One of the reasons I wanted to return to Lynda Barry’s Syllabus is because I wanted to re-visit her daily diary method.
For this exercise you set aside 6 minutes and then spend 2.5 minutes listing things you did yesterday, then 2.5 minutes listing what you saw, then 30 seconds listing something you heard, and then 30 seconds drawing a quick sketch of something you saw.
I like the specificity of the of the exercise and how it helps me work at paying attention to the details in the world around me. After doing this for awhile I start to look for things for tomorrow’s daily diary. All of this helps build the attention muscles of the brain* (*brain may not have real attention muscles).
For example, here are some random papier-mache monster heads (Krampus!) I saw at the beer store yesterday. I can add that to my list of things seen, and maybe use it for a 30-second sketch.
In 2020 when I first read Syllabus I was not meditating. Now that I am I see how much mindfulness is built into Barry’s exercises. Her technique for getting the brain to slow down its chatter so the artist can pay attention to the page is to slowly draw a spiral.

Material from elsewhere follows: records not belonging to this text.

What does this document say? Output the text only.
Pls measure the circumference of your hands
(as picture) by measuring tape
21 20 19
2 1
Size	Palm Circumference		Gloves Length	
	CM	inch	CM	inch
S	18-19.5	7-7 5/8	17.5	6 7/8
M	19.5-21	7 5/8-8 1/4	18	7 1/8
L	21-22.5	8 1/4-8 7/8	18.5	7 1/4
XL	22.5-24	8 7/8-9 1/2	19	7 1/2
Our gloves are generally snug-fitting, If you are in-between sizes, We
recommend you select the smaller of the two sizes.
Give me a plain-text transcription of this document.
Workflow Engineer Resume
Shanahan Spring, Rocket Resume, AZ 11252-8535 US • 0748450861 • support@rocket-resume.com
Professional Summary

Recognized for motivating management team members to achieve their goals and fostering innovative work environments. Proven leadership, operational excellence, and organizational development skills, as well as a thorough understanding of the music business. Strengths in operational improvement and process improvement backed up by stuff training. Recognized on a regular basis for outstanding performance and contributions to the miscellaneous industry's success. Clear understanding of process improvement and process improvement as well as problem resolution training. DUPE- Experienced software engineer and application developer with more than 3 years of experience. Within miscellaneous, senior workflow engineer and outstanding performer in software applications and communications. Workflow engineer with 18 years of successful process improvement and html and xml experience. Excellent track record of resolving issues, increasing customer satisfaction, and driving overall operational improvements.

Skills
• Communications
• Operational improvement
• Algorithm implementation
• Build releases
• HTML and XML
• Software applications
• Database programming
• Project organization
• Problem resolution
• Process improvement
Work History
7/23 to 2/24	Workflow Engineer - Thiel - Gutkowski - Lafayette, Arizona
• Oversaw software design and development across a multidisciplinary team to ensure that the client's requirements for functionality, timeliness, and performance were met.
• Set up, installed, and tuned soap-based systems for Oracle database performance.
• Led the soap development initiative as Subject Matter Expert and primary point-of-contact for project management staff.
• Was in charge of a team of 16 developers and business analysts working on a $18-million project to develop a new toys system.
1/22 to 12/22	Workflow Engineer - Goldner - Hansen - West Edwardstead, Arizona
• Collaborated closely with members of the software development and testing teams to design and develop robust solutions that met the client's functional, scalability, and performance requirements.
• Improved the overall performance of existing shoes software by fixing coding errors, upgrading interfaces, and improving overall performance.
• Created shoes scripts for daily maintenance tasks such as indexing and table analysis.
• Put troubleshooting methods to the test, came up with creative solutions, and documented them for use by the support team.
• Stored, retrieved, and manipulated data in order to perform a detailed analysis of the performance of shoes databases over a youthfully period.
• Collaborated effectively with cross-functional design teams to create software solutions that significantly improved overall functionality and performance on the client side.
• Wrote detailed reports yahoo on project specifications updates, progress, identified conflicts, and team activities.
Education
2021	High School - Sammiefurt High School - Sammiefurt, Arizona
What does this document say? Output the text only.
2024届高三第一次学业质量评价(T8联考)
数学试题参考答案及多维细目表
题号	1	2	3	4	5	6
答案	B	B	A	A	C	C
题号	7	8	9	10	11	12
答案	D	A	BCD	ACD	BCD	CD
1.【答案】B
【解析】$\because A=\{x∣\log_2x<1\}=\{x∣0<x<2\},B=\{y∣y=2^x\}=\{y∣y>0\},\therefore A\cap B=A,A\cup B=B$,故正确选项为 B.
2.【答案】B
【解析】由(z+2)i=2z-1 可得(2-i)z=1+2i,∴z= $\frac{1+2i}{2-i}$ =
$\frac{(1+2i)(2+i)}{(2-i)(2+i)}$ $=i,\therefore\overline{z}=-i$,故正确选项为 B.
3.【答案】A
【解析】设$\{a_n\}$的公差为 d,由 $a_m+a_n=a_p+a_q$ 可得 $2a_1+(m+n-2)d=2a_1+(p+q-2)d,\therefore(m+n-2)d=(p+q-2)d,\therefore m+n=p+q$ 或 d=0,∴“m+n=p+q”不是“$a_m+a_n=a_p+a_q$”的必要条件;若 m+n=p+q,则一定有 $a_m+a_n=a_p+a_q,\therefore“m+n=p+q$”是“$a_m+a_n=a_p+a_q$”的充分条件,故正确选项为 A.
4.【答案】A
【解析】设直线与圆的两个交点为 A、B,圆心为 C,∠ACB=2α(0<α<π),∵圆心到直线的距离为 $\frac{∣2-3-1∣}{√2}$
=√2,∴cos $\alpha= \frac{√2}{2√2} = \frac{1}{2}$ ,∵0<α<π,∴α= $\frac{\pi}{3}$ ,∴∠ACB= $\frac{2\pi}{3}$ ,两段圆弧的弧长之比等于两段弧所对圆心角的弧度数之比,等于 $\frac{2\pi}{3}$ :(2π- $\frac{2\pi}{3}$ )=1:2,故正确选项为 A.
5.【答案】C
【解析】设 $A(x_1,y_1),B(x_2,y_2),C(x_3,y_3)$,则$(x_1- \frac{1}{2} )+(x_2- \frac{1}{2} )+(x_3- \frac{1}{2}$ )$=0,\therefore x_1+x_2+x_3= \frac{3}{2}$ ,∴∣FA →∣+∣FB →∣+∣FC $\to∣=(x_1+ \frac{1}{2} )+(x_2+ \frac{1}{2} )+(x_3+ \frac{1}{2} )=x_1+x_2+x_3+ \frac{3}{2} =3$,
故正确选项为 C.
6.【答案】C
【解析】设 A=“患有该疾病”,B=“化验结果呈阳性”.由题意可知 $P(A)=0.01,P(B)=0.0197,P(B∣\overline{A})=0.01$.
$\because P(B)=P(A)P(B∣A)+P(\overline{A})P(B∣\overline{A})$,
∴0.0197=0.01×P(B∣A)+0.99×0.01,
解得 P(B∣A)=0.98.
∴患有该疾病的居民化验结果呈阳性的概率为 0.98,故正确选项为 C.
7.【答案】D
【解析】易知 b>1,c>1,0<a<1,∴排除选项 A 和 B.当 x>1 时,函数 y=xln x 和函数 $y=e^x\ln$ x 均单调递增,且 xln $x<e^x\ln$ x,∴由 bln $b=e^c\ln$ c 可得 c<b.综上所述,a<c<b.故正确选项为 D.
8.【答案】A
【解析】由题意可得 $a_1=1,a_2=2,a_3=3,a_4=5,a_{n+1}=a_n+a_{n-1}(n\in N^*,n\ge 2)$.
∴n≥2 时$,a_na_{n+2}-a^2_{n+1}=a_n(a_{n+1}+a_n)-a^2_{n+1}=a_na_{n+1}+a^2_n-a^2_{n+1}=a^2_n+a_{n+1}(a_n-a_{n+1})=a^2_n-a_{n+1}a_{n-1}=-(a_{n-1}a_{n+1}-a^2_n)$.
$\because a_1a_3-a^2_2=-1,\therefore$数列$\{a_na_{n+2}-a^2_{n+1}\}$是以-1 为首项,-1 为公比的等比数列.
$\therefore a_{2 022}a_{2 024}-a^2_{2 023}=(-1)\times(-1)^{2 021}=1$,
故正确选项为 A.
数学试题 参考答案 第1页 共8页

Focus, draw a spiral, slowly, making the lines as close together as possible without touching. She starts the following writing exercise (a variation of the daily diary page called an x-page) with the spiral and a systematic awareness/relaxation technique to draw the artist away from their chatttering mind and into their body. (The embedded video is nearly a half hour – here’s a ~10 minute version.)
One of the mindfulness techniques I’ve adopted (also found in yoga) is this systematic scan of the body to locate tense spots, ease the tension, and to slow down the chattering mind. I also use the body scan as a way of helping me intentionally relax as I work on falling asleep at night.